Physics-based models are used to estimate the behavior of dynamic systems. However, these models contain uncertainties, i.e., "parameter uncertainty"and "structural uncertainty,"which cause the gap between real phenomena and physics-based models (reality gap). Kaneko et al., (2022) proposed a hybrid physics-based and machine learning model for the real-time estimation of unmeasurable parts and demonstrated the high performance for the "parameter uncertainty."This study verifies the hybrid model performance for the "structural uncertainty."Additionally, two new concepts are discussed, interpretability and uncertainty, and implemented in the hybrid model.The hybrid model performance for the structural uncertainty is examined by numerical experiments and application to measured data using a deep-water offshore drilling system as an application case study.
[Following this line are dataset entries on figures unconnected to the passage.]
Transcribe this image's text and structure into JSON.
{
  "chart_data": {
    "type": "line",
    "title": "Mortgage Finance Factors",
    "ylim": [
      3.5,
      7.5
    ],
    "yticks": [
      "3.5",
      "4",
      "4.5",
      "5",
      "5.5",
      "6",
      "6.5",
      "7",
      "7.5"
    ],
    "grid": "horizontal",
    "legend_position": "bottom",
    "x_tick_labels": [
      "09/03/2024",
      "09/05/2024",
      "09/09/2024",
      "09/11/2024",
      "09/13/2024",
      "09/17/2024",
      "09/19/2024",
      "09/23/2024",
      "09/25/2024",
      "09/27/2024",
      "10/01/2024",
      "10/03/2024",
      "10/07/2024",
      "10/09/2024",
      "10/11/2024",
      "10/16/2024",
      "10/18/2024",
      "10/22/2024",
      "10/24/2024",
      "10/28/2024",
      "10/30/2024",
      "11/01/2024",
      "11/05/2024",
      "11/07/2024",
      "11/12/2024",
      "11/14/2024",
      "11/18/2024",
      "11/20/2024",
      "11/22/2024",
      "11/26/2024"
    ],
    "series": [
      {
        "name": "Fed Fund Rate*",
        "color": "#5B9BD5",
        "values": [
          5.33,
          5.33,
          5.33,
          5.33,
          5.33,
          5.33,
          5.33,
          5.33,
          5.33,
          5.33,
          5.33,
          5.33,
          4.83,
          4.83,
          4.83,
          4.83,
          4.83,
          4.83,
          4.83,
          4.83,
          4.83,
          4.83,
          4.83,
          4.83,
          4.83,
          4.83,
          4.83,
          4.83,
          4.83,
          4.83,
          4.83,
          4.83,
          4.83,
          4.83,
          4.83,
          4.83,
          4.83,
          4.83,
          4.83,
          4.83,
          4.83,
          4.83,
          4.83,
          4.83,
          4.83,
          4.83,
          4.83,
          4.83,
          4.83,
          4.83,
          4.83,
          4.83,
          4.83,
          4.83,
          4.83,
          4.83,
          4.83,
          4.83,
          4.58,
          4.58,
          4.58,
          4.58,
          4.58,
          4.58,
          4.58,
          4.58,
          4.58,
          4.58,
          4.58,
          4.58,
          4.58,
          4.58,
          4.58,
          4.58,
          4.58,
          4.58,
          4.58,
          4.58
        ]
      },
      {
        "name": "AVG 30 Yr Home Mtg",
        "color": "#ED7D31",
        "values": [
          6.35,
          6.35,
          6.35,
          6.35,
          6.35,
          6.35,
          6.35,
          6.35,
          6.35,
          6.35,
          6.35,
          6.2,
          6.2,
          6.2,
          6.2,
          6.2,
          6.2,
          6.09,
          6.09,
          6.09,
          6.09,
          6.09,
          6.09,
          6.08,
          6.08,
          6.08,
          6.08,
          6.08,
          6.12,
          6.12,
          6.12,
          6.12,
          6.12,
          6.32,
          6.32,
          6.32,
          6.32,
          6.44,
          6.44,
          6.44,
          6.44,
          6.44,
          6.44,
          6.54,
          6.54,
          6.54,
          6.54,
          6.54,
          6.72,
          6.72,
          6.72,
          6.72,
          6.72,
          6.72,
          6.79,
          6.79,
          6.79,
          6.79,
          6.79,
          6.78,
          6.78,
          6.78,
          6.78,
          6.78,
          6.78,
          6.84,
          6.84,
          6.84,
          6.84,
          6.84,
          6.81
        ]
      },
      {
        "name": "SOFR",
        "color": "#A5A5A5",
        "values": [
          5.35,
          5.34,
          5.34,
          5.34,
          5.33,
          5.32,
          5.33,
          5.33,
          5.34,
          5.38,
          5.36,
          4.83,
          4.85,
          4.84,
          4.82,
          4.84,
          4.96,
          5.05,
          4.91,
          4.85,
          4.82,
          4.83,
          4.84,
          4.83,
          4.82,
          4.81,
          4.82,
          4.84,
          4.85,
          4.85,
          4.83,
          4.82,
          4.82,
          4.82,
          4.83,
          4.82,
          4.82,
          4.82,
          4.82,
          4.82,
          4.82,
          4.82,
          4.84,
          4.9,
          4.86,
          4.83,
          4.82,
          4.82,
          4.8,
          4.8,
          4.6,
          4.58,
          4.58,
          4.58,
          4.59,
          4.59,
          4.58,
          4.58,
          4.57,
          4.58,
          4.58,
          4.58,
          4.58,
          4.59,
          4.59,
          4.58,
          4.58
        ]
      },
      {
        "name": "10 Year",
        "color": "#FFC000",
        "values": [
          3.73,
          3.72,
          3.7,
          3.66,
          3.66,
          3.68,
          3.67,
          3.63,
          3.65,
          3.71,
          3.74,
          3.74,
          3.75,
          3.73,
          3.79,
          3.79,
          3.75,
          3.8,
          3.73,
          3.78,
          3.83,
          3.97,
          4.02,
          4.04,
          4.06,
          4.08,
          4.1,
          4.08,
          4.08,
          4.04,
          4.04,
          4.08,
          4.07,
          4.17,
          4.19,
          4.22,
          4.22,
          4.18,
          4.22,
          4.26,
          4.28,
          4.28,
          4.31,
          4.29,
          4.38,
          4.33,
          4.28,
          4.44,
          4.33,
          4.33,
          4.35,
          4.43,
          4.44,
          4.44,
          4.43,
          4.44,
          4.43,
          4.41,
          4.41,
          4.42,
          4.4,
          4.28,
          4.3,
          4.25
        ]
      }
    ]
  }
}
The results show that the hybrid model gives robust estimation for the structural uncertainty. Additionally, the hybrid model accuracy increases as the physics-based model accuracy used for training increases. Furthermore, several seconds of future data could improve the model performance for the transient response. Finally, we show that two new outputs could effectively explain the reality gap; the model outputs the estimation of the uncertain parameter to give interpretability within the parameter uncertainty and the structural uncertainty metric outside the parameter uncertainty.